Monday, June 09, 2014

Little Caesar (1931)

This is the gangster film that started it all, with Edward G. Robinson in his star-making role as the small-time hood who quickly climbs his way to the top of Chicago's crime racket, and just as quickly falls back into the gutter. It established the "rise and fall" narrative that influenced so many gangster movies to follow. As the first major gangster movie of the sound era, it was as influential in its way as STAGECOACH was to the Western or DRACULA was to the horror film. As others have noted, the gangster film really came into its own with the addition of sound, allowing audiences to hear the rapid-fire of machine gun bullets and the slang dialogue that has become forever associated with the genre.

Although eclipsed by Warner Bros.' own THE PUBLIC ENEMY, directed by William Wellman and released later the same year, and Howard Hawks' SCARFACE the year after, LITTLE CAESAR still packs a powerful punch thanks to Robinson's alternately tough and pathetic performance in the title role that transcends the limitations of the early sound film medium with his masterful delivery of dialogue and his total command of every scene in which he appears.

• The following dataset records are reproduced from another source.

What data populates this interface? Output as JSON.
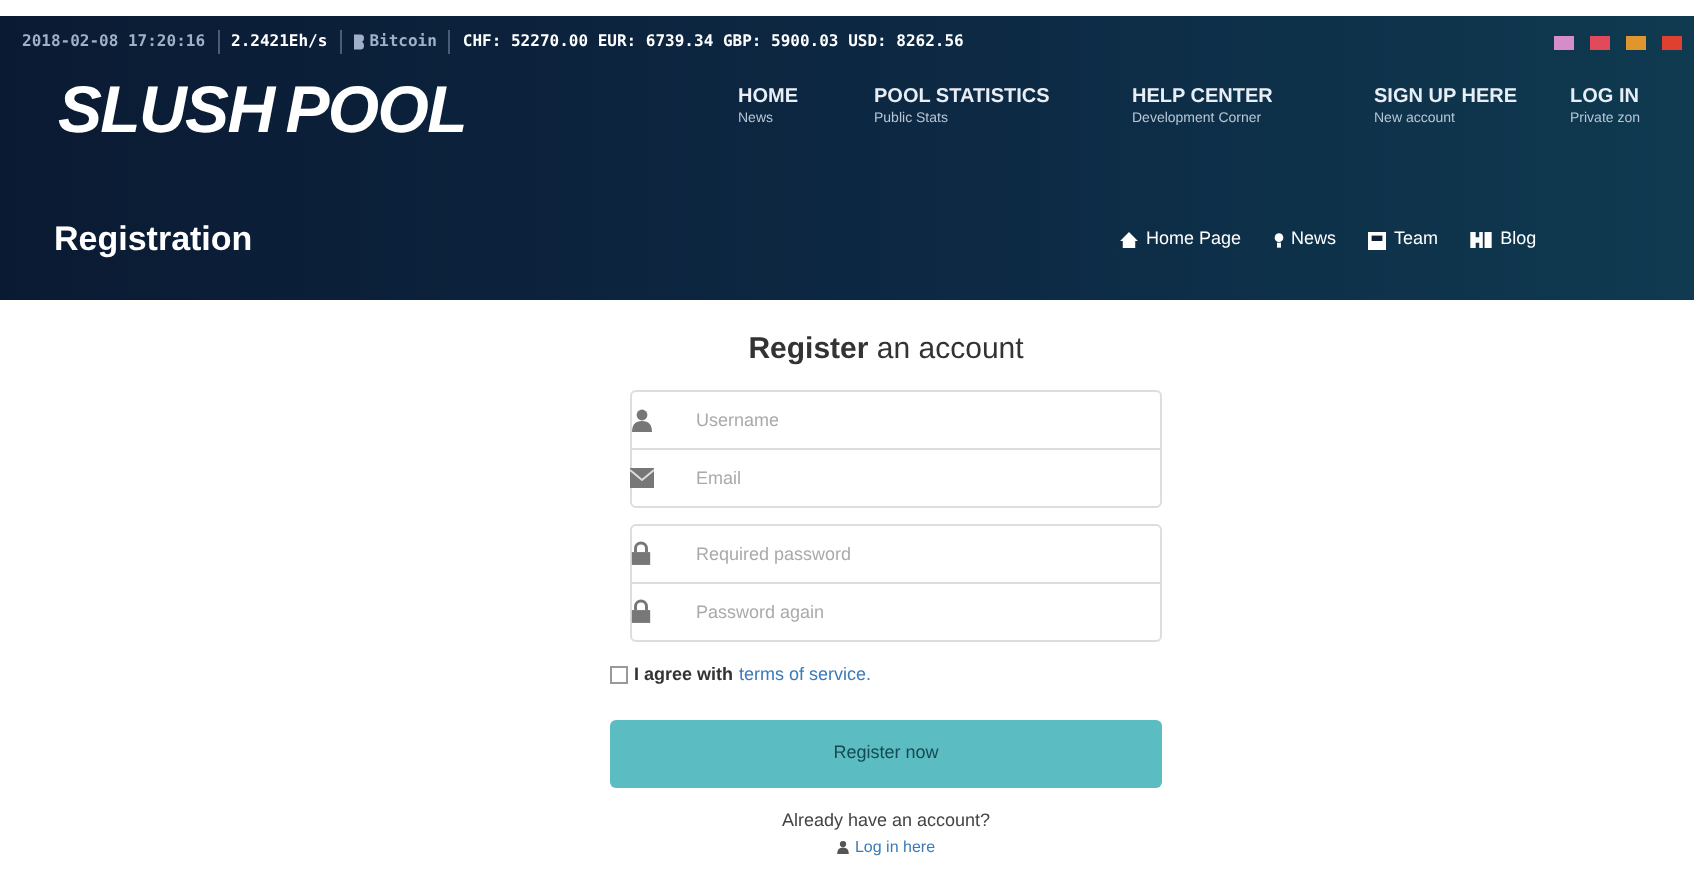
{
  "ticker": {
    "datetime": "2018-02-08 17:20:16",
    "hashrate": "2.2421Eh/s",
    "coin": "Bitcoin",
    "prices": "CHF: 52270.00 EUR: 6739.34 GBP: 5900.03 USD: 8262.56"
  },
  "flags": [
    {
      "color": "#d58cc8"
    },
    {
      "color": "#e04a5a"
    },
    {
      "color": "#e0962c"
    },
    {
      "color": "#e04030"
    }
  ],
  "logo": {
    "word_1": "SLUSH",
    "word_2": "POOL"
  },
  "nav": [
    {
      "title": "HOME",
      "subtitle": "News"
    },
    {
      "title": "POOL STATISTICS",
      "subtitle": "Public Stats"
    },
    {
      "title": "HELP CENTER",
      "subtitle": "Development Corner"
    },
    {
      "title": "SIGN UP HERE",
      "subtitle": "New account"
    },
    {
      "title": "LOG IN",
      "subtitle": "Private zon"
    }
  ],
  "page_title": "Registration",
  "subnav": [
    {
      "kind": "home",
      "label": "Home Page"
    },
    {
      "kind": "news",
      "label": "News"
    },
    {
      "kind": "team",
      "label": "Team"
    },
    {
      "kind": "blog",
      "label": "Blog"
    }
  ],
  "form": {
    "heading": "**Register** an account",
    "field_groups": [
      [
        {
          "kind": "user",
          "placeholder": "Username"
        },
        {
          "kind": "email",
          "placeholder": "Email"
        }
      ],
      [
        {
          "kind": "lock",
          "placeholder": "Required password"
        },
        {
          "kind": "lock",
          "placeholder": "Password again"
        }
      ]
    ],
    "agree": {
      "checked": false,
      "text": "I agree with",
      "link": "terms of service."
    },
    "submit": "Register now",
    "login_prompt": "Already have an account?",
    "login_link": "Log in here"
  }
}
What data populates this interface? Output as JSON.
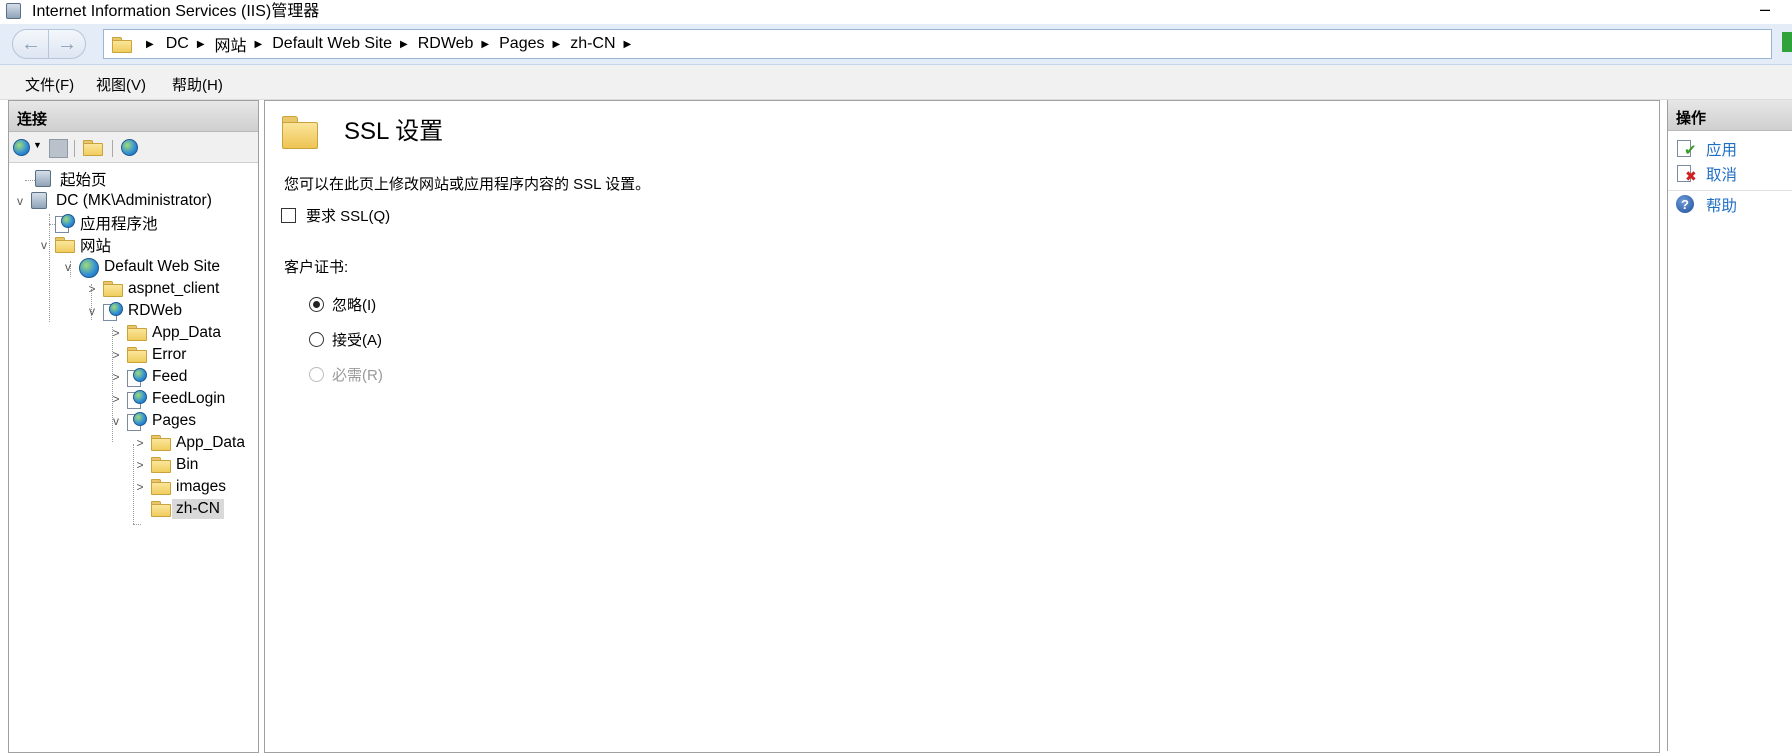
{
  "window": {
    "title": "Internet Information Services (IIS)管理器",
    "minimize": "–"
  },
  "address": {
    "crumbs": [
      "DC",
      "网站",
      "Default Web Site",
      "RDWeb",
      "Pages",
      "zh-CN"
    ]
  },
  "menu": [
    "文件(F)",
    "视图(V)",
    "帮助(H)"
  ],
  "connections": {
    "header": "连接",
    "tree": [
      {
        "label": "起始页",
        "icon": "start-page-icon",
        "level": 0,
        "expander": ""
      },
      {
        "label": "DC (MK\\Administrator)",
        "icon": "server-icon",
        "level": 0,
        "expander": "v"
      },
      {
        "label": "应用程序池",
        "icon": "app-pool-icon",
        "level": 1,
        "expander": ""
      },
      {
        "label": "网站",
        "icon": "sites-folder-icon",
        "level": 1,
        "expander": "v"
      },
      {
        "label": "Default Web Site",
        "icon": "globe-icon",
        "level": 2,
        "expander": "v"
      },
      {
        "label": "aspnet_client",
        "icon": "folder-icon",
        "level": 3,
        "expander": ">"
      },
      {
        "label": "RDWeb",
        "icon": "application-icon",
        "level": 3,
        "expander": "v"
      },
      {
        "label": "App_Data",
        "icon": "folder-icon",
        "level": 4,
        "expander": ">"
      },
      {
        "label": "Error",
        "icon": "folder-icon",
        "level": 4,
        "expander": ">"
      },
      {
        "label": "Feed",
        "icon": "application-icon",
        "level": 4,
        "expander": ">"
      },
      {
        "label": "FeedLogin",
        "icon": "application-icon",
        "level": 4,
        "expander": ">"
      },
      {
        "label": "Pages",
        "icon": "application-icon",
        "level": 4,
        "expander": "v"
      },
      {
        "label": "App_Data",
        "icon": "folder-icon",
        "level": 5,
        "expander": ">"
      },
      {
        "label": "Bin",
        "icon": "folder-icon",
        "level": 5,
        "expander": ">"
      },
      {
        "label": "images",
        "icon": "folder-icon",
        "level": 5,
        "expander": ">"
      },
      {
        "label": "zh-CN",
        "icon": "folder-icon",
        "level": 5,
        "expander": "",
        "selected": true
      }
    ]
  },
  "feature": {
    "title": "SSL 设置",
    "description": "您可以在此页上修改网站或应用程序内容的 SSL 设置。",
    "require_ssl_label": "要求 SSL(Q)",
    "require_ssl_checked": false,
    "client_cert_label": "客户证书:",
    "options": [
      {
        "label": "忽略(I)",
        "selected": true,
        "disabled": false
      },
      {
        "label": "接受(A)",
        "selected": false,
        "disabled": false
      },
      {
        "label": "必需(R)",
        "selected": false,
        "disabled": true
      }
    ]
  },
  "actions": {
    "header": "操作",
    "apply": "应用",
    "cancel": "取消",
    "help": "帮助"
  }
}
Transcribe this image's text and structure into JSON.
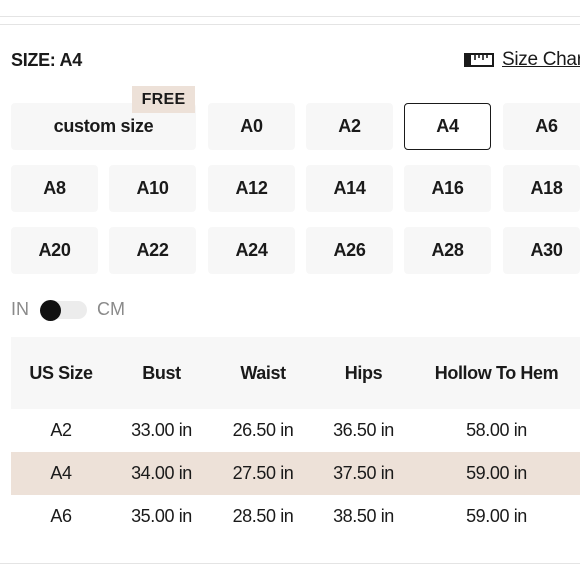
{
  "header": {
    "size_label": "SIZE: A4",
    "size_chart_label": "Size Chart",
    "size_chart_icon": "ruler-icon"
  },
  "sizes": {
    "selected": "A4",
    "free_badge": "FREE",
    "custom": "custom size",
    "row1": [
      "A0",
      "A2",
      "A4",
      "A6"
    ],
    "row2": [
      "A8",
      "A10",
      "A12",
      "A14",
      "A16",
      "A18"
    ],
    "row3": [
      "A20",
      "A22",
      "A24",
      "A26",
      "A28",
      "A30"
    ]
  },
  "units": {
    "left": "IN",
    "right": "CM",
    "active": "IN"
  },
  "table": {
    "headers": [
      "US Size",
      "Bust",
      "Waist",
      "Hips",
      "Hollow To Hem"
    ],
    "rows": [
      [
        "A2",
        "33.00 in",
        "26.50 in",
        "36.50 in",
        "58.00 in"
      ],
      [
        "A4",
        "34.00 in",
        "27.50 in",
        "37.50 in",
        "59.00 in"
      ],
      [
        "A6",
        "35.00 in",
        "28.50 in",
        "38.50 in",
        "59.00 in"
      ]
    ],
    "highlighted_row": 1
  },
  "colors": {
    "highlight": "#ede1d8",
    "button_bg": "#f7f7f7",
    "text": "#1a1a1a",
    "muted": "#8a8a8a"
  }
}
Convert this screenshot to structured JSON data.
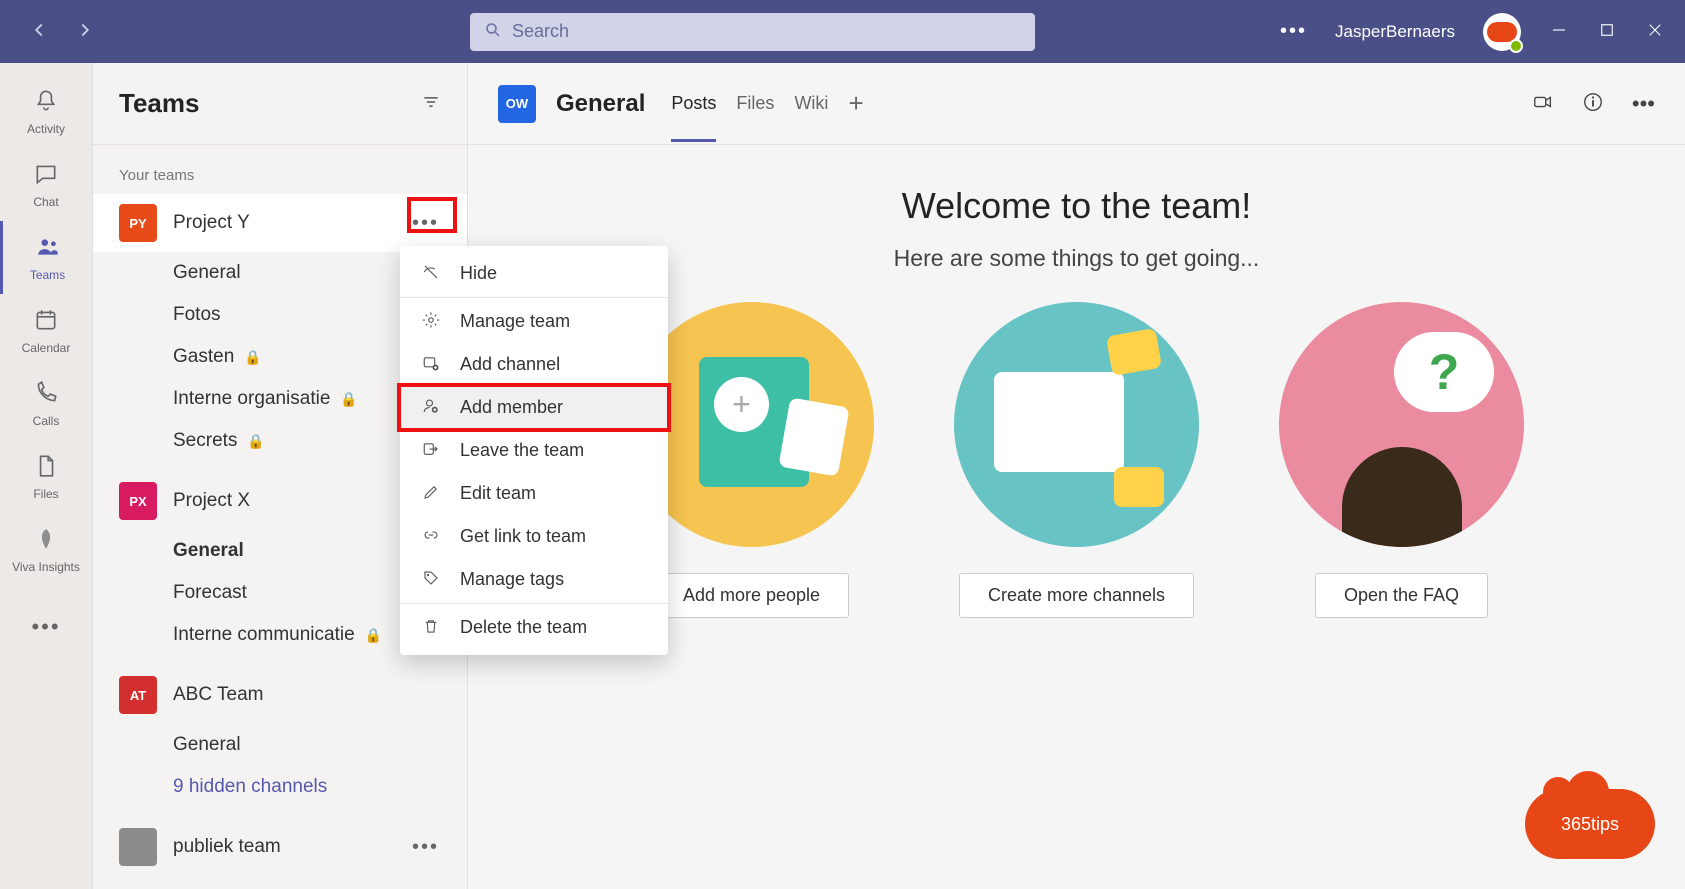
{
  "titlebar": {
    "search_placeholder": "Search",
    "username": "JasperBernaers"
  },
  "nav_rail": {
    "items": [
      {
        "label": "Activity"
      },
      {
        "label": "Chat"
      },
      {
        "label": "Teams"
      },
      {
        "label": "Calendar"
      },
      {
        "label": "Calls"
      },
      {
        "label": "Files"
      },
      {
        "label": "Viva Insights"
      }
    ]
  },
  "sidebar": {
    "title": "Teams",
    "your_teams_label": "Your teams",
    "teams": [
      {
        "name": "Project Y",
        "initials": "PY",
        "color": "#e64a19",
        "channels": [
          {
            "name": "General",
            "private": false
          },
          {
            "name": "Fotos",
            "private": false
          },
          {
            "name": "Gasten",
            "private": true
          },
          {
            "name": "Interne organisatie",
            "private": true
          },
          {
            "name": "Secrets",
            "private": true
          }
        ]
      },
      {
        "name": "Project X",
        "initials": "PX",
        "color": "#d81b60",
        "channels": [
          {
            "name": "General",
            "private": false,
            "bold": true
          },
          {
            "name": "Forecast",
            "private": false
          },
          {
            "name": "Interne communicatie",
            "private": true
          }
        ]
      },
      {
        "name": "ABC Team",
        "initials": "AT",
        "color": "#d32f2f",
        "channels": [
          {
            "name": "General",
            "private": false
          }
        ],
        "hidden_text": "9 hidden channels"
      },
      {
        "name": "publiek team",
        "initials": "",
        "color": "#8b8b8b",
        "channels": []
      }
    ]
  },
  "channel_header": {
    "avatar_text": "OW",
    "title": "General",
    "tabs": [
      {
        "label": "Posts"
      },
      {
        "label": "Files"
      },
      {
        "label": "Wiki"
      }
    ]
  },
  "welcome": {
    "title": "Welcome to the team!",
    "subtitle": "Here are some things to get going...",
    "cards": [
      {
        "button_label": "Add more people"
      },
      {
        "button_label": "Create more channels"
      },
      {
        "button_label": "Open the FAQ"
      }
    ]
  },
  "context_menu": {
    "items": [
      {
        "label": "Hide"
      },
      {
        "label": "Manage team"
      },
      {
        "label": "Add channel"
      },
      {
        "label": "Add member"
      },
      {
        "label": "Leave the team"
      },
      {
        "label": "Edit team"
      },
      {
        "label": "Get link to team"
      },
      {
        "label": "Manage tags"
      },
      {
        "label": "Delete the team"
      }
    ]
  },
  "badge": {
    "text": "365tips"
  }
}
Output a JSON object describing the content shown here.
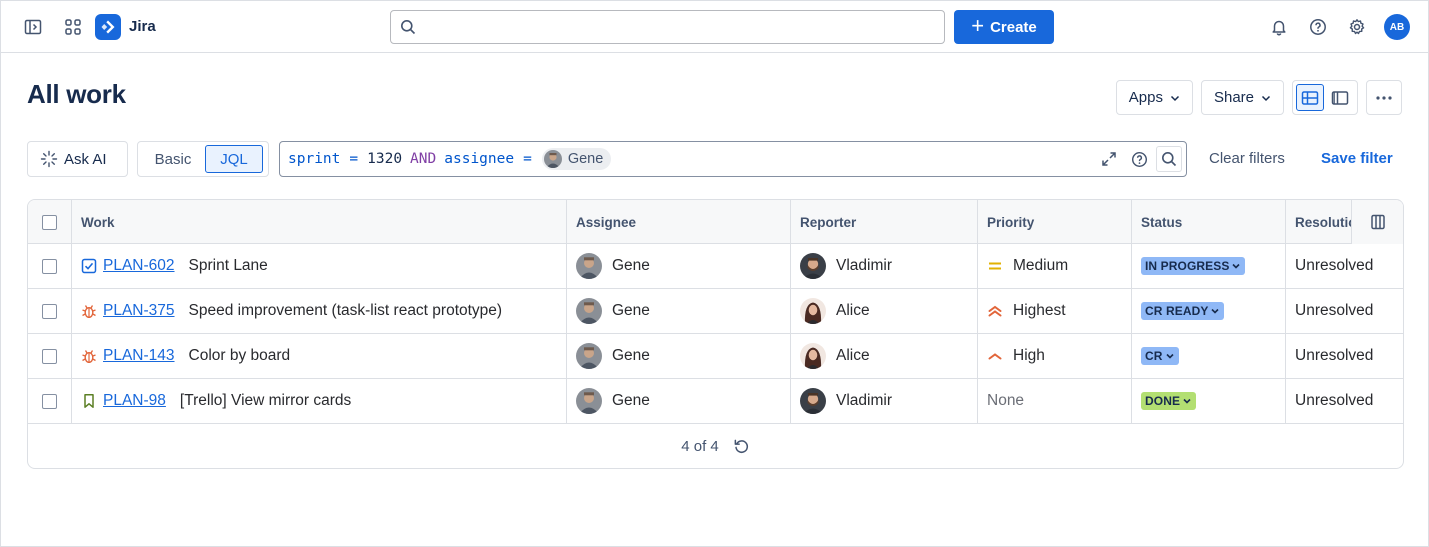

However, LITTLE CAESAR is so well-remembered for Robinson's iconic performance that it's easy to overlook the film's other strong points, namely its concise script by Robert N. Lee and Francis Edward Faragoh (adapted from W.R. Burnett's novel) that tells the story in just under 80 minutes without sacrificing the character development between Rico and his long-time friend and former partner-in-crime Joe Massara (Douglas Fairbanks Jr.), which provides the dramatic crux of the plot. Then there are Anton Grot's sets, re-creating gangland Chicago on the backlot of the Warner Bros. studio, including a particularly elaborate nightclub set infused with Art Deco style.

Finally, Mervyn LeRoy's direction should be singled out for praise. He was not a visual stylist like Wellman or Hawks, and yet he never allows the images to become dull or impoverished even during the lengthier scenes of exposition, expertly blocking the actors' movements in the frame and finding interesting ways of lighting the set and moving the camera. Of particular note are his handling of the nightclub robbery sequence, depicted entirely in montage, and the unceremonious shooting of a young gang member on the steps of a church.